Although economists are less upbeat about emerging markets than they might have been in the recent past, global analysts are forecasting a rise in the proportion of cars produced in the Brics from 38% in 2015 to 45% in 2020, according to the Automotive Future Now Report 2016.

But a projected GDP growth rate of 1.5% and recent political and economic uncertainties may jeopardise South Africa’s position to share in that piece of the pie.

As the largest manufacturing sector in the country, accounting for 30.2% of manufacturing output, the automotive industry contributes 7.2% to GDP, according to the department of trade and industry, and supports hundreds of thousands of jobs.

Yet political and economic instability, a volatile currency and a history of labour disruption are endangering the country’s ability to attract capital.

These factors won’t make it any easier for car manufacturers to make decisions about continued investment into the country.

In 1995 capital investment by original equipment manufacturers (OEMs) amounted to a mere R847m. But aided by government incentives via its Automotive Production Development Programme (APDP) and official goal to produce 1.2m vehicles annually by 2020, investment in the last five years from the automotive sector amounted to R26.4bn, reports the National Association of Automobile Manufacturers of SA (Naamsa).

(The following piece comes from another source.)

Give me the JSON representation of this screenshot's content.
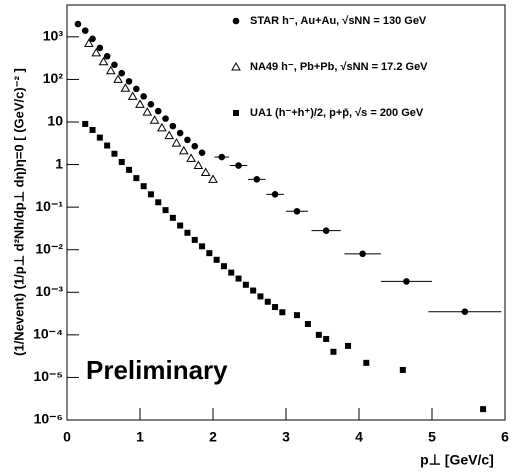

This substantial capital expenditure, predominantly by the seven major vehicle manufacturers, includes R5bn from Mercedes-Benz, R3.6bn from Ford and R1bn from General Motors.

A valuable industry

For the BMW Group, which recently invested a massive R6bn for production of the BMW X3 at its Rosslyn plant north of Pretoria, stability is key.

“We need to have stable production conditions for the X3. And political stability would also mean the rand would stabilise. That would help us, help the local economy and local suppliers,” says Dr Klaus Draeger, member of the board of management BMW AG: Purchasing and Supplier Network.

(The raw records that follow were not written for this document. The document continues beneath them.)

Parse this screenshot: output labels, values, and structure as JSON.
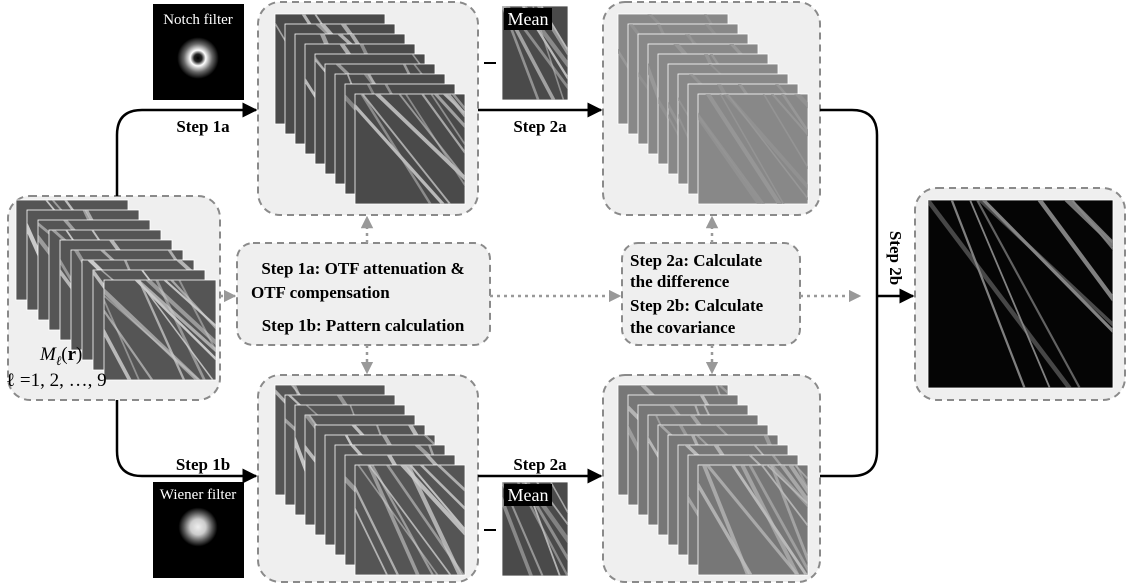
{
  "filters": {
    "notch": "Notch filter",
    "wiener": "Wiener filter"
  },
  "means": {
    "top": "Mean",
    "bottom": "Mean"
  },
  "steps": {
    "step1a": "Step 1a",
    "step1b": "Step 1b",
    "step2a_top": "Step 2a",
    "step2a_bottom": "Step 2a",
    "step2b": "Step 2b"
  },
  "input": {
    "symbol": "M",
    "subscript": "ℓ",
    "open": "(",
    "argument": "r",
    "close": ")",
    "index": "ℓ =1, 2, …, 9"
  },
  "notes": {
    "left": [
      "Step 1a: OTF attenuation &",
      "OTF compensation",
      "Step 1b: Pattern calculation"
    ],
    "right": [
      "Step 2a: Calculate",
      "the difference",
      "Step 2b: Calculate",
      "the covariance"
    ]
  }
}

BMW’s Rosslyn plant generates more than 1% of the country’s total exports. Between 1975 and 2015, more than 1m vehicles have rolled off this production line. The German carmaker also supports more than 42 000 local jobs.

SA exports over 50% of its vehicle production. And with new vehicle sales continuing to dip, there is an increasing dependency on vehicle exports to support local manufacturing infrastructure and investment.

In 1995 vehicle exports totalled a mere 15 764. Today the figure is 333 802, projected to rise to 376 000 for 2016, reports Naamsa.

According to the department of trade and industry, in 1995, the value of exports for vehicles and components amounted to only R4.2bn. But by 2014 that figure had climbed to R115.7bn, accounting for 12.7% of SA’s total export value.

A leading exporter of premium vehicles, BMW SA’s production for export increased by over 70% in 2014 with 87.5% of the 3 Series vehicles built at Rosslyn destined for export.

Last year, BMW exports totalled 80% of local production – a number that equates to around 63 000 units.

Export volumes of the X3 will be similar to that of the 3 Series, Dr Ian Robertson, member of the board of management BMW AG: Sales and Marketing, tells finweek, but because the price point of the X3 is higher than that of the 3 Series, the value contribution will rise by around €3?000 to €4 000 per unit.

A long-term view

Predictably, a stable environment and stability within the automotive labour force are factors that BMW and other major players in the local vehicle industry would be keen to see bedded down.

The industry was rocked by prolonged strikes during 2013 and 2014, curbing export earnings and negatively impacting the industry’s trade deficit.

Any OEM considering the whole package of investment takes a long-term view, thus constancy over that long term is paramount.

“We always have to see the whole cycle of 10 years,” Draeger tells finweek. “R&D [research and development] of three years and production of seven years.”

And while it is that latter full seven-year phase that forms the payback for the capital investment, three years before the roll-out a decision for the successor of production is taken, says Draeger.

It is this critical future production decision by car manufacturers that could perhaps scupper ongoing vehicle production in SA if the stability that OEMs like BMW are keen to see realised does not come about.

Australia is a prime example of how disinvestment by car manufacturers leads to the demise of an automotive industry. Given the contribution by the local car industry to the economy, this is surely something that the country’s leaders would be keen to avoid.

Investment is, after all, stimulated by healthy and stable local conditions and potential for sustainable growth and gain.

Glenda Williams was a guest of BMW SA at the 86th Geneva International Motor Show.